Take some cenetered data \(X, y\) such that we can confidently write the normal equation for ridge regression as:

\[ (X^\top X + \lambda I) \theta = X^\top y \]

Now to write \(\theta\) in terms of the linear combination of \(X\),

\[\begin{split} \begin{gather*} \theta = \frac{1}{\lambda}(X^\top y - X^\top X \theta) = X^\top a\\ a = \frac{1}{\lambda}(y-X\theta) \end{gather*} \end{split}\]

Now to remove the \(\theta\) dependency,

\[ a = (XX^\top + \lambda I)^{-1}y \]

Replacing \(\theta\) in the ridge regression loss function,

\[ \mathcal L = |XX^\top a - y|^2 + \lambda |X^\top a|^2 \]

Another property is when solving for a out of sample point \(z\),

\[ \hat y(z) = w^\top z = a^\top X z = \sum_{i=1}^n a_i(X_i^\top z) \]
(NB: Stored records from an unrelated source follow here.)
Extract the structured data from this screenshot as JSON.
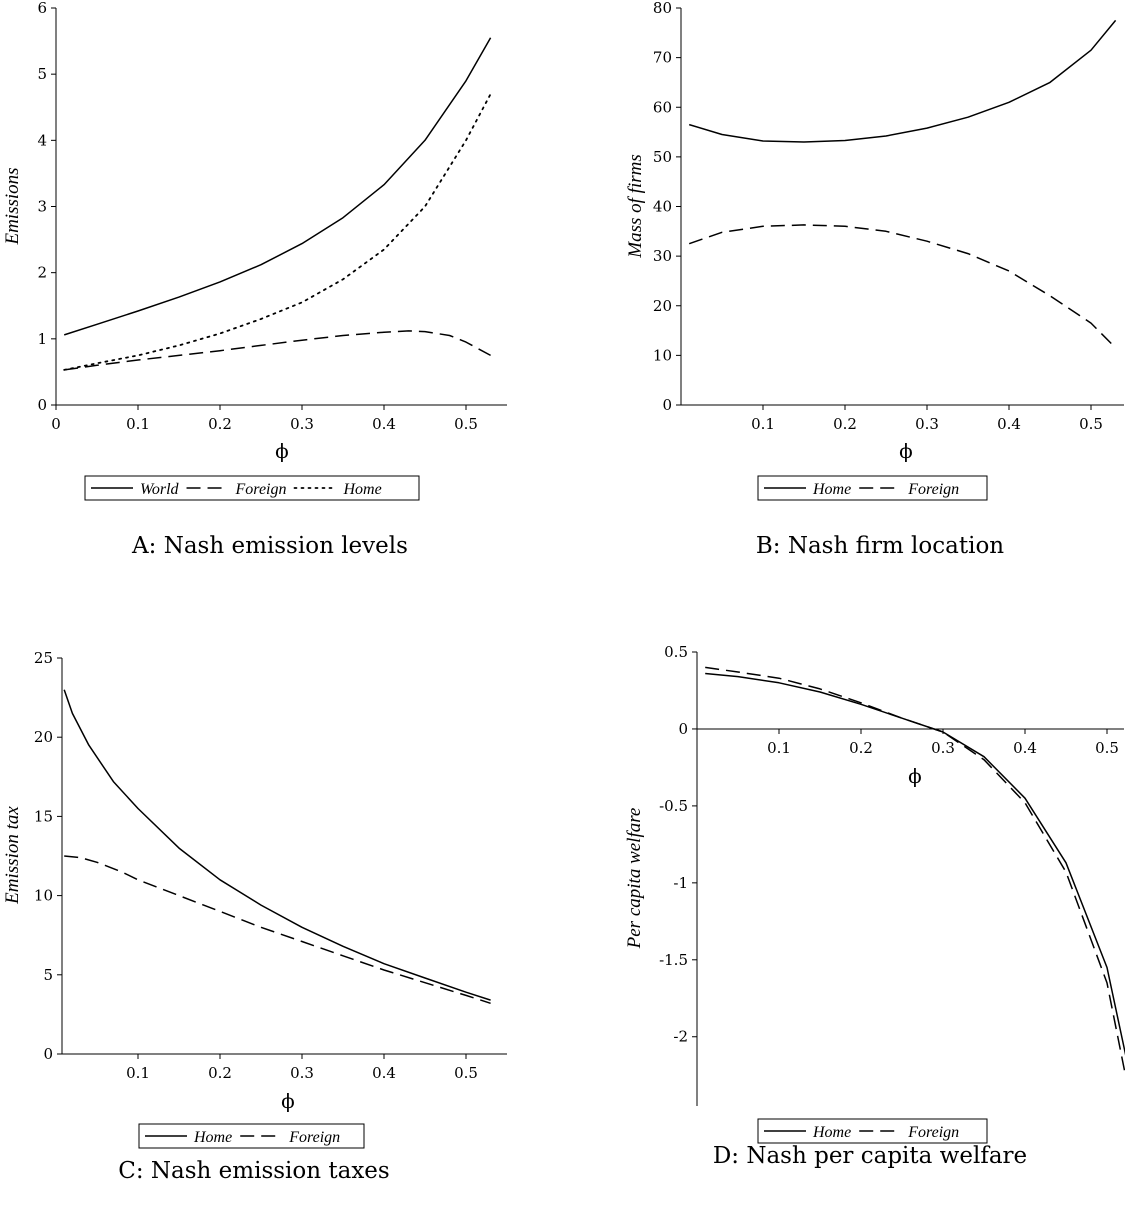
{
  "chart_data": [
    {
      "type": "line",
      "caption": "A: Nash emission levels",
      "xlabel": "ϕ",
      "ylabel": "Emissions",
      "xlim": [
        0,
        0.55
      ],
      "ylim": [
        0,
        6
      ],
      "xticks": [
        0,
        0.1,
        0.2,
        0.3,
        0.4,
        0.5
      ],
      "xtick_labels": [
        "0",
        "0.1",
        "0.2",
        "0.3",
        "0.4",
        "0.5"
      ],
      "yticks": [
        0,
        1,
        2,
        3,
        4,
        5,
        6
      ],
      "ytick_labels": [
        "0",
        "1",
        "2",
        "3",
        "4",
        "5",
        "6"
      ],
      "series": [
        {
          "name": "World",
          "style": "solid",
          "x": [
            0.01,
            0.05,
            0.1,
            0.15,
            0.2,
            0.25,
            0.3,
            0.35,
            0.4,
            0.45,
            0.5,
            0.53
          ],
          "y": [
            1.06,
            1.22,
            1.42,
            1.63,
            1.86,
            2.12,
            2.44,
            2.83,
            3.33,
            4.0,
            4.9,
            5.55
          ]
        },
        {
          "name": "Foreign",
          "style": "dashed",
          "x": [
            0.01,
            0.05,
            0.1,
            0.15,
            0.2,
            0.25,
            0.3,
            0.35,
            0.4,
            0.43,
            0.45,
            0.48,
            0.5,
            0.53
          ],
          "y": [
            0.53,
            0.6,
            0.68,
            0.75,
            0.82,
            0.9,
            0.98,
            1.05,
            1.1,
            1.12,
            1.11,
            1.05,
            0.95,
            0.75
          ]
        },
        {
          "name": "Home",
          "style": "dotted",
          "x": [
            0.01,
            0.05,
            0.1,
            0.15,
            0.2,
            0.25,
            0.3,
            0.35,
            0.4,
            0.45,
            0.5,
            0.53
          ],
          "y": [
            0.53,
            0.63,
            0.75,
            0.9,
            1.08,
            1.3,
            1.55,
            1.9,
            2.35,
            3.0,
            4.0,
            4.7
          ]
        }
      ],
      "legend": [
        "World",
        "Foreign",
        "Home"
      ],
      "legend_position": "bottom"
    },
    {
      "type": "line",
      "caption": "B: Nash firm location",
      "xlabel": "ϕ",
      "ylabel": "Mass of firms",
      "xlim": [
        0,
        0.55
      ],
      "ylim": [
        0,
        80
      ],
      "xticks": [
        0.1,
        0.2,
        0.3,
        0.4,
        0.5
      ],
      "xtick_labels": [
        "0.1",
        "0.2",
        "0.3",
        "0.4",
        "0.5"
      ],
      "yticks": [
        0,
        10,
        20,
        30,
        40,
        50,
        60,
        70,
        80
      ],
      "ytick_labels": [
        "0",
        "10",
        "20",
        "30",
        "40",
        "50",
        "60",
        "70",
        "80"
      ],
      "series": [
        {
          "name": "Home",
          "style": "solid",
          "x": [
            0.01,
            0.05,
            0.1,
            0.15,
            0.2,
            0.25,
            0.3,
            0.35,
            0.4,
            0.45,
            0.5,
            0.53
          ],
          "y": [
            56.5,
            54.5,
            53.2,
            53.0,
            53.3,
            54.2,
            55.8,
            58.0,
            61.0,
            65.0,
            71.5,
            77.5
          ]
        },
        {
          "name": "Foreign",
          "style": "dashed",
          "x": [
            0.01,
            0.05,
            0.1,
            0.15,
            0.2,
            0.25,
            0.3,
            0.35,
            0.4,
            0.45,
            0.5,
            0.53
          ],
          "y": [
            32.5,
            34.8,
            36.0,
            36.3,
            36.0,
            35.0,
            33.0,
            30.5,
            27.0,
            22.0,
            16.5,
            11.5
          ]
        }
      ],
      "legend": [
        "Home",
        "Foreign"
      ],
      "legend_position": "bottom"
    },
    {
      "type": "line",
      "caption": "C: Nash emission taxes",
      "xlabel": "ϕ",
      "ylabel": "Emission tax",
      "xlim": [
        0,
        0.55
      ],
      "ylim": [
        0,
        25
      ],
      "xticks": [
        0.1,
        0.2,
        0.3,
        0.4,
        0.5
      ],
      "xtick_labels": [
        "0.1",
        "0.2",
        "0.3",
        "0.4",
        "0.5"
      ],
      "yticks": [
        0,
        5,
        10,
        15,
        20,
        25
      ],
      "ytick_labels": [
        "0",
        "5",
        "10",
        "15",
        "20",
        "25"
      ],
      "series": [
        {
          "name": "Home",
          "style": "solid",
          "x": [
            0.01,
            0.02,
            0.04,
            0.07,
            0.1,
            0.15,
            0.2,
            0.25,
            0.3,
            0.35,
            0.4,
            0.45,
            0.5,
            0.53
          ],
          "y": [
            23.0,
            21.5,
            19.5,
            17.2,
            15.5,
            13.0,
            11.0,
            9.4,
            8.0,
            6.8,
            5.7,
            4.8,
            3.9,
            3.4
          ]
        },
        {
          "name": "Foreign",
          "style": "dashed",
          "x": [
            0.01,
            0.03,
            0.05,
            0.08,
            0.1,
            0.15,
            0.2,
            0.25,
            0.3,
            0.35,
            0.4,
            0.45,
            0.5,
            0.53
          ],
          "y": [
            12.5,
            12.4,
            12.1,
            11.5,
            11.0,
            10.0,
            9.0,
            8.0,
            7.1,
            6.2,
            5.3,
            4.5,
            3.7,
            3.2
          ]
        }
      ],
      "legend": [
        "Home",
        "Foreign"
      ],
      "legend_position": "bottom"
    },
    {
      "type": "line",
      "caption": "D: Nash per capita welfare",
      "xlabel": "ϕ",
      "ylabel": "Per capita welfare",
      "xlim": [
        0,
        0.55
      ],
      "ylim": [
        -2.45,
        0.5
      ],
      "xticks": [
        0.1,
        0.2,
        0.3,
        0.4,
        0.5
      ],
      "xtick_labels": [
        "0.1",
        "0.2",
        "0.3",
        "0.4",
        "0.5"
      ],
      "yticks": [
        0.5,
        0,
        -0.5,
        -1,
        -1.5,
        -2
      ],
      "ytick_labels": [
        "0.5",
        "0",
        "-0.5",
        "-1",
        "-1.5",
        "-2"
      ],
      "series": [
        {
          "name": "Home",
          "style": "solid",
          "x": [
            0.01,
            0.05,
            0.1,
            0.15,
            0.2,
            0.25,
            0.3,
            0.35,
            0.4,
            0.45,
            0.5,
            0.53
          ],
          "y": [
            0.36,
            0.34,
            0.3,
            0.24,
            0.16,
            0.07,
            -0.02,
            -0.18,
            -0.45,
            -0.87,
            -1.55,
            -2.3
          ]
        },
        {
          "name": "Foreign",
          "style": "dashed",
          "x": [
            0.01,
            0.05,
            0.1,
            0.15,
            0.2,
            0.25,
            0.3,
            0.35,
            0.4,
            0.45,
            0.5,
            0.53
          ],
          "y": [
            0.4,
            0.37,
            0.33,
            0.26,
            0.17,
            0.07,
            -0.02,
            -0.2,
            -0.48,
            -0.93,
            -1.65,
            -2.45
          ]
        }
      ],
      "legend": [
        "Home",
        "Foreign"
      ],
      "legend_position": "bottom"
    }
  ]
}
Here motivates the kernel function,

\[ k(X_i, z) = X_i^\top z \]

thus also the kernel matrix \(K\). Now we can summarize the optimization solution (i.e., the normal equation) and the model

\[\begin{split} \begin{gather} (K + \lambda I) a = y\\ \hat y (z) = \sum_{i=1}^n a_i k(X_i,z) \end{gather} \end{split}\]

Performance

The dual (or kernel) form of ridge regression has the performance:

\[ \mathcal O (n^3 + n^2 d) \]

compared with the primal form which has the performance:

\(\mathcal O(d^3 + d^2 n)\)

So whenever \(d > n\) , the kernel form is best used. Furthermore any increase in \(d\) due to the design transformation is ignored with kernels.